President Trump Signs COVID-19 Relief Bill
President Donald Trump has signed the omnibus spending and COVID-19 relief package that Congress passed last week after initially hesitating to approve it.
In a statement released Sunday, the president wrote that he is sending back a redlined version of the legislation highlighting items he sees as wasteful, along with a formal rescission insisting that Congress remove those items.
"I am signing this bill to restore unemployment benefits, stop evictions, provide rental assistance, add money for PPP, return our airline workers back to work, add substantially more money for vaccine distribution, and much more," the president wrote. "On Monday the House will vote to increase payments to individuals from $600 to $2,000. Therefore, a family of four would receive $5,200."

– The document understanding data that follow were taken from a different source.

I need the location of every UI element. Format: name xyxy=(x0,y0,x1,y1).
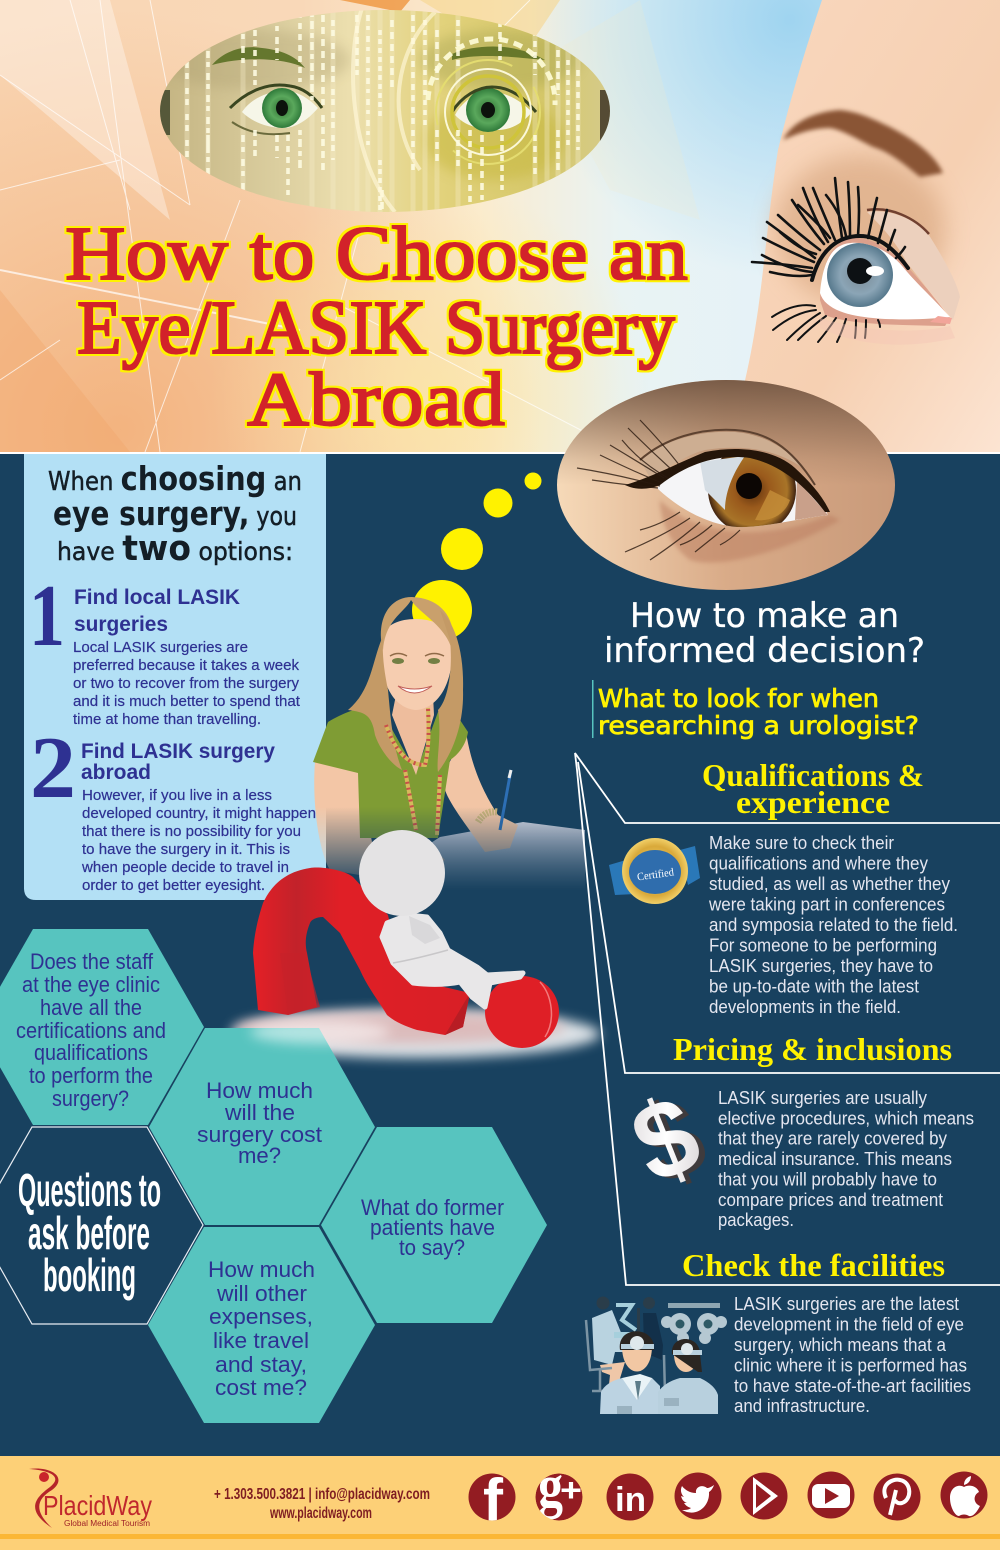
option 2: 2 xyxy=(30,720,76,817)
hexagon: former patients: patients have xyxy=(370,1215,495,1240)
section: qualifications: For someone to be performing xyxy=(709,936,937,956)
option 1: or two to recover from the surgery xyxy=(73,675,299,692)
icon: eye doctors xyxy=(586,1296,727,1414)
section: qualifications: experience xyxy=(736,784,890,820)
section: qualifications: Make sure to check their xyxy=(709,833,894,853)
icon: facebook xyxy=(468,1474,516,1520)
hexagon: questions heading: ask before xyxy=(28,1207,150,1259)
title: How to Choose an xyxy=(65,212,688,296)
brown eye oval xyxy=(557,380,895,590)
icon: play store xyxy=(740,1472,788,1520)
hexagon: questions heading: Questions to xyxy=(18,1164,161,1216)
title xyxy=(65,212,688,442)
red question mark with white figure xyxy=(253,830,559,1048)
option 1: and it is much better to spend that xyxy=(73,693,301,710)
eye socket shading xyxy=(775,155,945,305)
right eye xyxy=(428,39,555,164)
social icons xyxy=(468,1472,988,1520)
top oval: digital eyes xyxy=(158,8,612,212)
logo xyxy=(29,1469,152,1528)
hexagon: surgery cost: me? xyxy=(238,1143,281,1168)
hexagon: staff certifications: to perform the xyxy=(29,1063,153,1088)
hexagon: other expenses: will other xyxy=(216,1281,307,1306)
panel heading xyxy=(48,459,302,569)
hexagon: questions heading: booking xyxy=(43,1249,136,1301)
option 2: to have the surgery in it. This is xyxy=(82,841,290,858)
title: Eye/LASIK Surgery xyxy=(77,286,675,370)
researching sub-heading xyxy=(592,680,919,740)
upper lash line xyxy=(625,449,830,512)
eye white xyxy=(820,243,950,319)
navy background xyxy=(0,454,1000,1456)
section: qualifications: studied, as well as whether they xyxy=(709,874,950,894)
icon: google plus xyxy=(536,1474,582,1520)
hexagon: former patients: to say? xyxy=(399,1235,465,1260)
section: pricing: packages. xyxy=(718,1210,794,1230)
option 1: Local LASIK surgeries are xyxy=(73,639,248,656)
section: facilities: and infrastructure. xyxy=(734,1396,870,1416)
callout bracket lines xyxy=(575,753,1000,1285)
option 1: preferred because it takes a week xyxy=(73,657,300,674)
section: pricing: medical insurance. This means xyxy=(718,1149,952,1169)
hexagon: staff certifications xyxy=(0,929,204,1125)
logo: Global Medical Tourism xyxy=(64,1519,150,1528)
icon: youtube xyxy=(808,1472,854,1518)
hexagon: other expenses: How much xyxy=(208,1257,315,1282)
section: qualifications xyxy=(609,757,958,1017)
contact details: www.placidway.com xyxy=(269,1505,372,1522)
hexagon: surgery cost: will the xyxy=(224,1100,295,1125)
section: qualifications: qualifications and where they xyxy=(709,854,928,874)
icon: facebook: f xyxy=(483,1467,504,1534)
section: pricing: LASIK surgeries are usually xyxy=(718,1088,927,1108)
option 1: 1 xyxy=(29,568,65,665)
logo: PlacidWay xyxy=(43,1490,152,1521)
hexagon: former patients xyxy=(321,1127,547,1323)
icon: dollar sign: $ xyxy=(616,1072,716,1207)
necklace xyxy=(386,708,440,835)
question mark hook xyxy=(253,867,470,1035)
section: facilities: to have state-of-the-art facilities xyxy=(734,1376,971,1396)
section: pricing: that you will probably have to xyxy=(718,1170,937,1190)
panel heading: eye surgery, you xyxy=(53,494,297,533)
hexagon: surgery cost: How much xyxy=(206,1078,313,1103)
option 2: developed country, it might happen xyxy=(82,805,316,822)
section: qualifications: Qualifications & xyxy=(702,757,924,793)
figure xyxy=(359,830,523,1007)
icon: certified badge xyxy=(609,838,700,904)
hexagon: questions heading xyxy=(0,1127,203,1324)
bracelet xyxy=(478,812,498,822)
hexagon: staff certifications: Does the staff xyxy=(30,949,154,974)
option 2: However, if you live in a less xyxy=(82,787,272,804)
section: qualifications: were taking part in conferences xyxy=(708,894,945,914)
girl writing xyxy=(313,597,585,892)
researching sub-heading: What to look for when xyxy=(598,684,879,713)
panel: two options xyxy=(24,454,326,900)
right section heading: How to make an xyxy=(630,596,899,636)
face xyxy=(381,619,452,710)
section: facilities: LASIK surgeries are the latest xyxy=(734,1294,959,1314)
neck xyxy=(392,695,434,775)
section: qualifications: developments in the field. xyxy=(709,997,901,1017)
hexagon: staff certifications: qualifications xyxy=(34,1040,148,1065)
option 1: surgeries xyxy=(74,613,168,636)
icon: linkedin: in xyxy=(615,1481,646,1519)
hexagon: other expenses: and stay, xyxy=(215,1352,307,1377)
section: qualifications: LASIK surgeries, they have to xyxy=(709,956,933,976)
option 2: that there is no possibility for you xyxy=(82,823,301,840)
title: Abroad xyxy=(247,358,505,442)
panel heading: have two options: xyxy=(57,529,293,569)
option 1 xyxy=(29,568,301,728)
option 2 xyxy=(30,720,316,894)
section: facilities: clinic where it is performed has xyxy=(734,1356,967,1376)
hexagon: surgery cost: surgery cost xyxy=(197,1122,322,1147)
hexagon: other expenses xyxy=(148,1227,375,1423)
option 2: Find LASIK surgery xyxy=(81,740,275,763)
hexagon: staff certifications: surgery? xyxy=(52,1086,129,1111)
section: facilities: development in the field of eye xyxy=(734,1314,964,1334)
right section heading: informed decision? xyxy=(604,631,925,671)
icon: dollar sign: $ xyxy=(622,1073,722,1209)
icon: twitter xyxy=(674,1472,722,1520)
option 2: when people decide to travel in xyxy=(81,859,289,876)
section: pricing xyxy=(616,1031,974,1230)
section: pricing: Pricing & inclusions xyxy=(673,1031,952,1067)
pale eyelid band xyxy=(640,432,805,478)
icon: linkedin xyxy=(606,1474,654,1520)
thought bubbles xyxy=(412,472,542,640)
option 1: time at home than travelling. xyxy=(73,711,261,728)
shadow over hexagon edge xyxy=(250,1020,390,1044)
section: pricing: that they are rarely covered by xyxy=(718,1128,947,1148)
eye white xyxy=(657,455,828,527)
hexagon: other expenses: cost me? xyxy=(215,1375,307,1400)
icon: google plus: + xyxy=(560,1472,582,1508)
hexagon: staff certifications: at the eye clinic xyxy=(22,972,160,997)
option 2: abroad xyxy=(81,761,151,784)
ground shadow xyxy=(230,1010,600,1058)
icon: google plus: g xyxy=(538,1453,563,1519)
eyelashes xyxy=(752,178,908,342)
hexagon: surgery cost xyxy=(149,1028,375,1225)
lower lid shading xyxy=(660,500,840,563)
icon: certified badge: Certified xyxy=(636,866,675,883)
hexagon: staff certifications: certifications and xyxy=(16,1018,166,1043)
hexagon: former patients: What do former xyxy=(361,1195,504,1220)
hexagon: other expenses: like travel xyxy=(213,1328,309,1353)
left arm xyxy=(314,762,445,882)
footer xyxy=(0,1453,1000,1550)
shirt xyxy=(313,707,468,838)
eyelid xyxy=(867,211,960,320)
option 2: order to get better eyesight. xyxy=(82,877,265,894)
hexagon: other expenses: expenses, xyxy=(209,1304,313,1329)
section: facilities xyxy=(586,1247,971,1416)
section: qualifications: be up-to-date with the latest xyxy=(709,976,919,996)
left eye xyxy=(212,47,322,134)
panel heading: When choosing an xyxy=(48,459,302,498)
hair strands xyxy=(348,636,402,770)
section: pricing: compare prices and treatment xyxy=(718,1190,943,1210)
section: facilities: surgery, which means that a xyxy=(734,1335,947,1355)
hero bottom rule xyxy=(0,452,1000,454)
section: qualifications: and symposia related to the field. xyxy=(709,915,958,935)
icon: apple xyxy=(940,1472,988,1518)
pencil xyxy=(500,770,511,830)
lashes xyxy=(577,420,740,560)
hexagon: staff certifications: have all the xyxy=(40,995,142,1020)
option 1: Find local LASIK xyxy=(74,586,240,609)
eyebrow xyxy=(783,110,943,177)
right section heading xyxy=(604,596,925,671)
blue iris xyxy=(827,243,893,307)
section: pricing: elective procedures, which means xyxy=(718,1108,974,1128)
question mark dot xyxy=(485,976,559,1048)
right arm xyxy=(445,732,518,852)
hero banner xyxy=(0,0,822,452)
face with blue eye xyxy=(725,0,1000,452)
contact details xyxy=(214,1486,430,1522)
section: facilities: Check the facilities xyxy=(682,1247,945,1283)
researching sub-heading: researching a urologist? xyxy=(598,711,919,740)
contact details: + 1.303.500.3821 | info@placidway.com xyxy=(214,1486,430,1503)
icon: pinterest xyxy=(874,1474,920,1520)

The president has also demanded a review of Section 230 of the Communications Decency Act, which protects online services (such as social media) from being held legally responsible for what third parties publish to them, and provides "Good Samaritan" protection to services that remove or moderate third-party material they deem obscene or offensive.
Trump has cited Section 230 as a major reason he has vetoed the 2021 National Defense Authorization Act. The House is set to vote Monday on whether or not to override the president's veto of that legislation. (Interesting note: the 2021 NDAA contains a piece of legislation titled the Corporate Transparency Act, which would target anonymous shell companies.)
During the delay in signing the bill, there was a lapse in federal unemployment benefits that expired the day after Christmas, and a government shutdown loomed. The package signed by the president funds the federal government through September and extends financial lifelines for those currently unemployed, small businesses, healthcare facilities, and vaccine distributors.
As reported by Fox Business, House Speaker Nancy Pelosi has called on the president to encourage Congressional Republicans to support a stand-alone bill to increase stimulus checks from $600 to $2,000 - an idea which the president supports and cited as one reason for not having signed the package earlier.
Treasury Secretary Steven Mnuchin has said stimulus payments could begin going out as soon as Monday, January 4. Forbes has a stimulus payment calculator available on their website, but keep in mind there's still the ongoing argument over an increase in individual payments.